My Classes

In my classroom, I used an inquiry based approach to project-based learning. Students were given a driving phenomenon at the beginning of the unit that everything connected back to so they work constantly building on their own understanding. The unit that I spent my practicum experience planning was on contact forces. The driving phenomena I chose for this unit was an egg dropping and hitting the floor. We talked about why some objects break in a collision and why some don't, we discovered factors and variables that are important in a collision, and we discovered and analyzed patterns. The students were given two assessments in the unit, one was a checkpoint assessment that asked them to relate the knowledge they had learned to a sports collision. Despite that, the topic was never mentioned in class students are able to apply their knowledge to this new concept and explain what is happening based on what they learned through the hands-on experiences in the classroom.

The final summative assessment of the collisions unit was an egg drop project. Students were tasked with designing and building a better egg carton while following the given criteria and constraints of materials, and functionality. Students then had to write a prompted letter to an engineer explaining their design choice for both structures, and materials relating back to the scientific concepts they learned in class. They talked about equal forces, air resistance, mass, speed, and kinetic energy.

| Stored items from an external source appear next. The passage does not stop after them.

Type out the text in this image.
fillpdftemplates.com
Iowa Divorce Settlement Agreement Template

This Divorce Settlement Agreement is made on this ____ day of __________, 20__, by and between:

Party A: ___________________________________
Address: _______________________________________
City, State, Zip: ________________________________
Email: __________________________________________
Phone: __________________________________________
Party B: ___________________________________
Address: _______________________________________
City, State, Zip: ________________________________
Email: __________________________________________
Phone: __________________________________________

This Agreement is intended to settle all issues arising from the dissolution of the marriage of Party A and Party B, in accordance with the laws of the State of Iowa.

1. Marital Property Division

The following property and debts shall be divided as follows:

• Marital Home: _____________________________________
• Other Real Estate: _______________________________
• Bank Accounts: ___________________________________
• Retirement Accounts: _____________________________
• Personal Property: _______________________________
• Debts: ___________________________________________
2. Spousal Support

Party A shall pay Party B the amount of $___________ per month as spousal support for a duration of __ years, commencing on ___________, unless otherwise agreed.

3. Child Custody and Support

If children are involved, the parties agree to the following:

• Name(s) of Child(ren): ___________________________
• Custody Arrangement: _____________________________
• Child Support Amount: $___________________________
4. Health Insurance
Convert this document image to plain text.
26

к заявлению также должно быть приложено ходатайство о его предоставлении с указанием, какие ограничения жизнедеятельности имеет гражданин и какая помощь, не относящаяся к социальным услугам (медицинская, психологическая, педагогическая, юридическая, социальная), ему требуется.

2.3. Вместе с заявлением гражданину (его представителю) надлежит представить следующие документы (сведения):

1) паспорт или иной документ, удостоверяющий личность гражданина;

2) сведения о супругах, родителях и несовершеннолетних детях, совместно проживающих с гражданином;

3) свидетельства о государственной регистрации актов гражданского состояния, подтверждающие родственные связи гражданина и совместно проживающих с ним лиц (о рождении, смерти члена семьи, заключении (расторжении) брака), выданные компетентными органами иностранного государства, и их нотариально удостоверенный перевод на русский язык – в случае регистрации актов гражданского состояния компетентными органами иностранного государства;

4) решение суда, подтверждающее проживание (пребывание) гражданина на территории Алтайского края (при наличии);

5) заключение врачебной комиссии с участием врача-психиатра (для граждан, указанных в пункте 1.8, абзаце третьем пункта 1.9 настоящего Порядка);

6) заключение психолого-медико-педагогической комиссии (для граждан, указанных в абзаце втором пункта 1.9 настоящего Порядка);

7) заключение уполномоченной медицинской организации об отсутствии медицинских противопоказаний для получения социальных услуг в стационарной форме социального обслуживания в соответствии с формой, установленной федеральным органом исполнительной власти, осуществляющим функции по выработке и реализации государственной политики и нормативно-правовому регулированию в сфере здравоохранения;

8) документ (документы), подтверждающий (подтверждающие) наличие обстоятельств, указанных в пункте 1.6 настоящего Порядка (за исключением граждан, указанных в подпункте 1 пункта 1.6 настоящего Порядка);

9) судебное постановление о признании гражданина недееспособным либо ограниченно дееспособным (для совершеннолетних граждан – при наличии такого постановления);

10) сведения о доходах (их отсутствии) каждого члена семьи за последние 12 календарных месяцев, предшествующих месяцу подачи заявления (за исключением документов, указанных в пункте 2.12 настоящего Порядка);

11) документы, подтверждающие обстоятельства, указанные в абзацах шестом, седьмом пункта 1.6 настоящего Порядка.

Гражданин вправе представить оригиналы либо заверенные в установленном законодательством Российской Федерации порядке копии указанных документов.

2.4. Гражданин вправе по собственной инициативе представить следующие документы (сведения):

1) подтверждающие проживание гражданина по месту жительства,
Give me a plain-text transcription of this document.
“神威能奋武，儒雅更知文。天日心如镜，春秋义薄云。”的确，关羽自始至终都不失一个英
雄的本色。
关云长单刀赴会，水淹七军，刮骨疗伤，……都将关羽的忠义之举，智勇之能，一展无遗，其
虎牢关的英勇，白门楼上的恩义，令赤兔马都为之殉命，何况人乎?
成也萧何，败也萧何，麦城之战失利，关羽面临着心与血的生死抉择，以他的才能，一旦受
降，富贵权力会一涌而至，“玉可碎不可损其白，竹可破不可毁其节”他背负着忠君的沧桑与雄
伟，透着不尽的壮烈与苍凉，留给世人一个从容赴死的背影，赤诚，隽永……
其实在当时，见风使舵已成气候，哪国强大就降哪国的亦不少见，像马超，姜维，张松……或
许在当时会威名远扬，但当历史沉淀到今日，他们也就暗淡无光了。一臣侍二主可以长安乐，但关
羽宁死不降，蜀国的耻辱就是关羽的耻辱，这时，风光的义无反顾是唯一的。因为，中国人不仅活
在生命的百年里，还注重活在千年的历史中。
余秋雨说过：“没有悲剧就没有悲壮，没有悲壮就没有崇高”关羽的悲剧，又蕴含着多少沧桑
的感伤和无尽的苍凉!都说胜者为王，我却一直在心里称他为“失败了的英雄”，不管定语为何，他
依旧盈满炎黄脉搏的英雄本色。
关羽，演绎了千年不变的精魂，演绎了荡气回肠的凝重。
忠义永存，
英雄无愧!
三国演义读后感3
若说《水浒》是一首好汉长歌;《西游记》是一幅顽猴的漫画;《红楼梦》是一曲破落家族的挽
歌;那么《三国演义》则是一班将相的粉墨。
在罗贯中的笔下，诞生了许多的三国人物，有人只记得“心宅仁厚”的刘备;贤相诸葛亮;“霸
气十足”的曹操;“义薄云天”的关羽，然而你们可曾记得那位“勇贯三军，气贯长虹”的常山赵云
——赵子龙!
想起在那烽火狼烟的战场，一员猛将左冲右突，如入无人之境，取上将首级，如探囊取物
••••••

Students are able to collaborate together, share ideas safely, and explore new things because they are active participants in their own education. I utilize a driving question board that drives the investigations we do in class based on students' interests and questions. This allows for very engaging hands-on learning opportunities for students that seem to really improve their performance in class. I also utilize mini-lessons as fun activities to introduce harder skills so they have the opportunity to dive into them in a fun stress-free environment. My favorite example of this was my procedure writing mini-lesson where students were tasked with building. structure out of a random assortment of kinex and writing a procedure so that someone could build the exact structure.